While the Kehoe case was on appeal to the 11th circuit, then to SCOTUS, the Law Offices of Joseph Malley P.C. began an extensive freedom of information requests to all state DMVs, requesting any and all documents on persons and companies obtaining the DMV database in bulk, referencing the obtainment of all DMV records and periodic updates. The research and followup with all state DMVs would take more than a year. The firm was able to ID 36 State DMVs that were selling motor vehicle records in bulk. An analysis then was required of all of the people and entities obtaining the data to determine if it appeared they had a DPPA permissible use as required by the DPPA. Extensive follow-up discussions with all DMV officials were required to obtain additional information. Gambling on the outcome of the SCOTUS ruling, the extensive research turned out not to be in vain. Once SCOTUS denied writ on the Kehoe case, permitting the 11th circuit ruling to stand that actual damages were not required and an individual could choose to accept actual or statutory damages, the precedent was set. The Malley Firm was prepared to file and began filing an extensive amount of Federal Privacy Litigation. The Federal Class Actions involving violations of the Driver's Privacy Protection Act ("DPPA"), 18 U.S.C. § 2721, et seq, filed by the Law Offices of Joseph H. Malley P.C. in Texas, Florida, Missouri, and Arkansas, involving about 4-500 companies, include the following:

1. Sharon Taylor et al. v. Acxiom Corporation et al., 2:07-cv-0001, (E.D. Tex. 2007)
2. Sharon Taylor et al. v. ACS State & Local Solutions, Inc. et al., 2:07-cv-0013, (E.D. Tex. 2007)
3. Sharon Taylor et al. v. Texas Farm Bureau Mutual Insurance Company et al., 2:07-cv-0014, (E.D. Tex. 2007)
4. Sharon Taylor et al. v. Safeway Inc. et al., 2:07-cv-0017, (E.D. Tex. 2007)
5. Sharon Taylor et al. v. Biometric Access Company et al., 2:07-cv-0018, (E.D. Tex. 2007)
6. Sharon Taylor et al. v. Freeman Publishers Inc., 2:07-cv-0410, et al., (E.D. Tex. 2007)
7. Richard Fresco v. R.L. Polk., No. 09-13344 (11th Cir. 2010), (Fresco II"- Intervention)
8. Cook v. ACS State & Local Solutions, Inc. 663 F.3d 989 (10th Cir. 2011)
9. Haney v. Recall Center, No. 10-cv-04003 (W.D. Ark. May 9, 2012) (certified class action)
10. Doe et al. v.

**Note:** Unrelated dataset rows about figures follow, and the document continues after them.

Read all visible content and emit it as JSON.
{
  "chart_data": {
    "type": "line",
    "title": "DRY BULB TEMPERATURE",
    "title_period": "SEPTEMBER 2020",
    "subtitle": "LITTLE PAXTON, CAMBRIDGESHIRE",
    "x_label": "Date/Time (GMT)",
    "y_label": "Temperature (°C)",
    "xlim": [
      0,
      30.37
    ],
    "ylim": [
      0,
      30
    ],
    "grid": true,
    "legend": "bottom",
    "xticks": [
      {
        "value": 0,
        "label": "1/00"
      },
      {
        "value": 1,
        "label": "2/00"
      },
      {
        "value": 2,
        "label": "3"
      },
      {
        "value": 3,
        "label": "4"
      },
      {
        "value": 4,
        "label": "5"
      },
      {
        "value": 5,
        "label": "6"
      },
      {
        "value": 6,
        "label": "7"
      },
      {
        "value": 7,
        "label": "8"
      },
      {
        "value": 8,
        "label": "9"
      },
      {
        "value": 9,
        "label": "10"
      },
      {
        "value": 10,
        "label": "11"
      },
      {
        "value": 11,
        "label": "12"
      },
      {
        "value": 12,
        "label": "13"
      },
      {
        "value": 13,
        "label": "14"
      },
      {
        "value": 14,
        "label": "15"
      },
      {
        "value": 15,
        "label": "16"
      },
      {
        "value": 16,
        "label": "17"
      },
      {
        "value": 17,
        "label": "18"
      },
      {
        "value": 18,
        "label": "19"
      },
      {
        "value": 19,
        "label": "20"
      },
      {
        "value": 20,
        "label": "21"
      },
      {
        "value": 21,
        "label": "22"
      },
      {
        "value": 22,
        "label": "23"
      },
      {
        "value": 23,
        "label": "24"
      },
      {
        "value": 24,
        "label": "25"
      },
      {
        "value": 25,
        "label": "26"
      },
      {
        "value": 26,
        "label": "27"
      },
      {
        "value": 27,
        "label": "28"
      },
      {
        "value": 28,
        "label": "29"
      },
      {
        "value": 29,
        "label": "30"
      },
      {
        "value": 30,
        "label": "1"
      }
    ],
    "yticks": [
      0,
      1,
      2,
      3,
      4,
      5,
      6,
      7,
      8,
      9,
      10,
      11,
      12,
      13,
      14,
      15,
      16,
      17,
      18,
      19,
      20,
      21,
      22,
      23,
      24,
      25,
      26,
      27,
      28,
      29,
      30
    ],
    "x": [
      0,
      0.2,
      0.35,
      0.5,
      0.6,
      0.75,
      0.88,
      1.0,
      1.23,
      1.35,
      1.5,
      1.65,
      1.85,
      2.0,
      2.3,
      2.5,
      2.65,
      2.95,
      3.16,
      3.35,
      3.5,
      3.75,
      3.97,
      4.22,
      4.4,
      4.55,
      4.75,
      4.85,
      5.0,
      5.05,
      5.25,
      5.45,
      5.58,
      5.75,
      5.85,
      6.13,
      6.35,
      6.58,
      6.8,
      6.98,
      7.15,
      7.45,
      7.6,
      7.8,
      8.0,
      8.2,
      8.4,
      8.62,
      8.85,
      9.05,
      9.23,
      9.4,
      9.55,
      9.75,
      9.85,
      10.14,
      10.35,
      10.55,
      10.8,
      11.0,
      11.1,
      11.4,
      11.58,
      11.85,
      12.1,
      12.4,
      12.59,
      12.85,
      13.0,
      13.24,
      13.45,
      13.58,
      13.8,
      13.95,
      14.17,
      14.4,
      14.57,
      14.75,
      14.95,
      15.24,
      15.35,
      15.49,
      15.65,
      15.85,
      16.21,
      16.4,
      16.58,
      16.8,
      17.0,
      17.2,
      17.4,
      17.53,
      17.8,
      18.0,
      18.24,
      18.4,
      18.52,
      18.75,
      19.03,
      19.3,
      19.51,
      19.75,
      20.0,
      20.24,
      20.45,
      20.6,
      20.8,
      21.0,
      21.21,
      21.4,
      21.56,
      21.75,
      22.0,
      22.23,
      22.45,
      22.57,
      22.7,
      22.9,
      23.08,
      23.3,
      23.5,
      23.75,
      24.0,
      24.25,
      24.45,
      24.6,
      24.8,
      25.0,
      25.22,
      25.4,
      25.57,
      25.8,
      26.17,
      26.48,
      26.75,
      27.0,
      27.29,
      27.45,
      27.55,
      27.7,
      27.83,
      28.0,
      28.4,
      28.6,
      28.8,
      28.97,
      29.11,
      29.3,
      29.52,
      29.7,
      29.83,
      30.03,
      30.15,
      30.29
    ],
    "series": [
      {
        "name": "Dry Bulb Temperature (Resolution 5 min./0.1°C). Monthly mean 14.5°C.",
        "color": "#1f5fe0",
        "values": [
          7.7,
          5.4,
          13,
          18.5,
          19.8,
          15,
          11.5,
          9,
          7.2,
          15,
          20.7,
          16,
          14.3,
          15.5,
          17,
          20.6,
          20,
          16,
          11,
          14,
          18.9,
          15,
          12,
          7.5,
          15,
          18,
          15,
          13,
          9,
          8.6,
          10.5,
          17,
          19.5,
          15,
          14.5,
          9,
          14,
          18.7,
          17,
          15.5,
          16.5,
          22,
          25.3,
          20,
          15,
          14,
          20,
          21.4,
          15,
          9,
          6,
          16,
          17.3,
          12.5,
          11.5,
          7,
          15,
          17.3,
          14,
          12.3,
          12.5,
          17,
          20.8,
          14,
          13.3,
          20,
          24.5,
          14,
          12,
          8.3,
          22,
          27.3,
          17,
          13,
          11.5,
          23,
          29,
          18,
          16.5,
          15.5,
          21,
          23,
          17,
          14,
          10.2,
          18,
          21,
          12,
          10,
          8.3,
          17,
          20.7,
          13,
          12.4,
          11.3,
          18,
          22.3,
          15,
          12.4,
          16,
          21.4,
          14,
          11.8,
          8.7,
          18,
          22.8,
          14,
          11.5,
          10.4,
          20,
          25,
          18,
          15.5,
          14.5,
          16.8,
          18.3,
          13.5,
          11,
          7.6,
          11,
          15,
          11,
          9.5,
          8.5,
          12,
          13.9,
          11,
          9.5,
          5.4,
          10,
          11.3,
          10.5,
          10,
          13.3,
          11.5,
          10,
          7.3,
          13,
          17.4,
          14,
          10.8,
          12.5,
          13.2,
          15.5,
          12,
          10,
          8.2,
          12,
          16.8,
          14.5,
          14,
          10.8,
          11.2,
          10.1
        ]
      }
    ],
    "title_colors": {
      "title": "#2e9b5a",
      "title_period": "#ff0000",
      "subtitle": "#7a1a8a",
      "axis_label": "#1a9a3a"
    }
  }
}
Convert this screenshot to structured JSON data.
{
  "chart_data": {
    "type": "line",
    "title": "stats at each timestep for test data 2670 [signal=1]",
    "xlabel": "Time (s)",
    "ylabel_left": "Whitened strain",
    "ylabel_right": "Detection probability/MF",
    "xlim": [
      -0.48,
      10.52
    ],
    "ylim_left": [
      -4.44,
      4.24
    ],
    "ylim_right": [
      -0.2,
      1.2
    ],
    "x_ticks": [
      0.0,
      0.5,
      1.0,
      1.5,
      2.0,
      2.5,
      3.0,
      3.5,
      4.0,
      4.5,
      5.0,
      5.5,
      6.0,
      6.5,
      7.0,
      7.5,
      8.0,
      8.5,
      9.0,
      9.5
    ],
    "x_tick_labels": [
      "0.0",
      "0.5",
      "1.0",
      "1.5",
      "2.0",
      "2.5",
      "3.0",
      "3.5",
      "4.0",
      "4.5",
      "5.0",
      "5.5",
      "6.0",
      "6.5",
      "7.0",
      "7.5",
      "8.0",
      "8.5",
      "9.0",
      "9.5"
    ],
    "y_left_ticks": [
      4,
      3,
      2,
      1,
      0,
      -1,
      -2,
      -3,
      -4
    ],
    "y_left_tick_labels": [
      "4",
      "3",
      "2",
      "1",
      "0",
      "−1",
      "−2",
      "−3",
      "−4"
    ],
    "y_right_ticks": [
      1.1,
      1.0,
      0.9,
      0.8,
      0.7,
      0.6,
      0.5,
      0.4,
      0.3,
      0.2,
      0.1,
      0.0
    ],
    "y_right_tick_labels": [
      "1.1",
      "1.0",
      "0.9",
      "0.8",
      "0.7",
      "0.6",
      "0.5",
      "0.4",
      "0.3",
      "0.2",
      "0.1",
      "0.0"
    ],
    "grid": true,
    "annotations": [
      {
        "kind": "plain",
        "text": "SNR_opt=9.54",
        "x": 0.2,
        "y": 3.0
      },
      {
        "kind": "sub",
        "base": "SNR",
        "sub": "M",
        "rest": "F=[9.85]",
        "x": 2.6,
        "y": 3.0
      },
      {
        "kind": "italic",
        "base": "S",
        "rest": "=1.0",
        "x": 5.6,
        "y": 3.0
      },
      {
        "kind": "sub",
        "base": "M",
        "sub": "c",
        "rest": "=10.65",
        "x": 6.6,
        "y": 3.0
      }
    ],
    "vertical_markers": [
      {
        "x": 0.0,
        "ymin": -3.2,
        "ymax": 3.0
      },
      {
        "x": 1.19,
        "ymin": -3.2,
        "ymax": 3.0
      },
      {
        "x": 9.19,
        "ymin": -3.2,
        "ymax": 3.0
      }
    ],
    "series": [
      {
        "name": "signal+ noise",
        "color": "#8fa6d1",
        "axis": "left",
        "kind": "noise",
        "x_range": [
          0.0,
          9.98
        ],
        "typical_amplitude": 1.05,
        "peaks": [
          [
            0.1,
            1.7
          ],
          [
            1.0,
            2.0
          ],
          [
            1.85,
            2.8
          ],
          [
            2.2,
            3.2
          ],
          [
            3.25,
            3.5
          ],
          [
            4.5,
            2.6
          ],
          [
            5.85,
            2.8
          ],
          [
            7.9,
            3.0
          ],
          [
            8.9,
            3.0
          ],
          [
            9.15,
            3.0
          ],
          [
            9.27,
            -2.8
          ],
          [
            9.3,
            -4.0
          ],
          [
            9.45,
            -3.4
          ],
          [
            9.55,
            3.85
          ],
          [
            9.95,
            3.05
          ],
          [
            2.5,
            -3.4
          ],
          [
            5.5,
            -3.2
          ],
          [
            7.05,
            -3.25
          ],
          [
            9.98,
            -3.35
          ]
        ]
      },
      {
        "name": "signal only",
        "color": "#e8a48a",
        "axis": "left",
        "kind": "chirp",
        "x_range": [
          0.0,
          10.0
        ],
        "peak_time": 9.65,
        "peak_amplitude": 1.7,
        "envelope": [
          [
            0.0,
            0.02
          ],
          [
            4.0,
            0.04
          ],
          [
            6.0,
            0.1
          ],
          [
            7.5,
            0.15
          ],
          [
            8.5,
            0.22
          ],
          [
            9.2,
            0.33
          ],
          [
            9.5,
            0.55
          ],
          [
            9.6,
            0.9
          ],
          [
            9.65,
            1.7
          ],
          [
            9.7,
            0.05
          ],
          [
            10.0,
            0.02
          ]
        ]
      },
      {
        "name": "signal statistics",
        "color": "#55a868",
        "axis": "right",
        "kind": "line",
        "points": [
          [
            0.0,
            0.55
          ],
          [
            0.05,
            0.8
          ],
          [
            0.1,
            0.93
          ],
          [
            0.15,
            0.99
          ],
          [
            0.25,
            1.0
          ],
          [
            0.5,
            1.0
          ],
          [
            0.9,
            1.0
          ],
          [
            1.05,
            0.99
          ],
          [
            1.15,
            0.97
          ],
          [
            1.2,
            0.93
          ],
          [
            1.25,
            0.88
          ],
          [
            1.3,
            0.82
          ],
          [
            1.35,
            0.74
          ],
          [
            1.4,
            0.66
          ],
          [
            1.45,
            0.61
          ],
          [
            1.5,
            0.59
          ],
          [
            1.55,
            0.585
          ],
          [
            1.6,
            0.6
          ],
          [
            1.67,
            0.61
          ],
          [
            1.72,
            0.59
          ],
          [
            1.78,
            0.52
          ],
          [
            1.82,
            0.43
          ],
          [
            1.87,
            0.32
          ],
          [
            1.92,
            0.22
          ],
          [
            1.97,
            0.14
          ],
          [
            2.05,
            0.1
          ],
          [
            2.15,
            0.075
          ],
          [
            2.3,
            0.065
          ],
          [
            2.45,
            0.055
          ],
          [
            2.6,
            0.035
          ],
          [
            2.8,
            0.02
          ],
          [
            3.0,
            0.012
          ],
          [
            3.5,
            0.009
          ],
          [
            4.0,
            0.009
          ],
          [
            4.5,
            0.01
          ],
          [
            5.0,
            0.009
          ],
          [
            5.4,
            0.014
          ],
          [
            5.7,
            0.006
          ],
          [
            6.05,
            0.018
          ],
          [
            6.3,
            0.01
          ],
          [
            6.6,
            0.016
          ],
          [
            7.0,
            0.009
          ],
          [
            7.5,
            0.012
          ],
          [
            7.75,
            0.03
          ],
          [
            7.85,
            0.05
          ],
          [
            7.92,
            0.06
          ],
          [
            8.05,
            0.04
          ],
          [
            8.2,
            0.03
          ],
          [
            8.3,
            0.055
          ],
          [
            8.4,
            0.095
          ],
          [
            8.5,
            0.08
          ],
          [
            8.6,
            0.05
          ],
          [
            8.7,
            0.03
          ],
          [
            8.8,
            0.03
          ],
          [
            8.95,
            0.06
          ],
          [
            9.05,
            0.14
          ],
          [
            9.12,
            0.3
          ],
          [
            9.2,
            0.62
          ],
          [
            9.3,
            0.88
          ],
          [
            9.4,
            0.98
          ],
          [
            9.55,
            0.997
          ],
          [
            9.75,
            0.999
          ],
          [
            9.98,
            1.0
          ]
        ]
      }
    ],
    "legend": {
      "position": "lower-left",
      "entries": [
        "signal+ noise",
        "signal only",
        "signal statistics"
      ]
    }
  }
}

Compact Information Systems Inc. et al., 3:13cv05013MBH, (N.D. Tex. 2013)
11. Cross v. Blank, Adv. No.: 9:15ap00926FMD, (M.D. Fla. 2015)
12. Arthur Lopez v. Cross-Sell et al., 3:16-cv-02009-K, (N.D. Tex. 2016)
13. Laning et al. v. National Recall & Data Services Inc. et al., 3:16-cv-02358-B (N.D. Tex. 2016)
14. Lopez v. Herring, Civil Action No. 3:16-CV-02663-B, (N.D. Tex. 2017).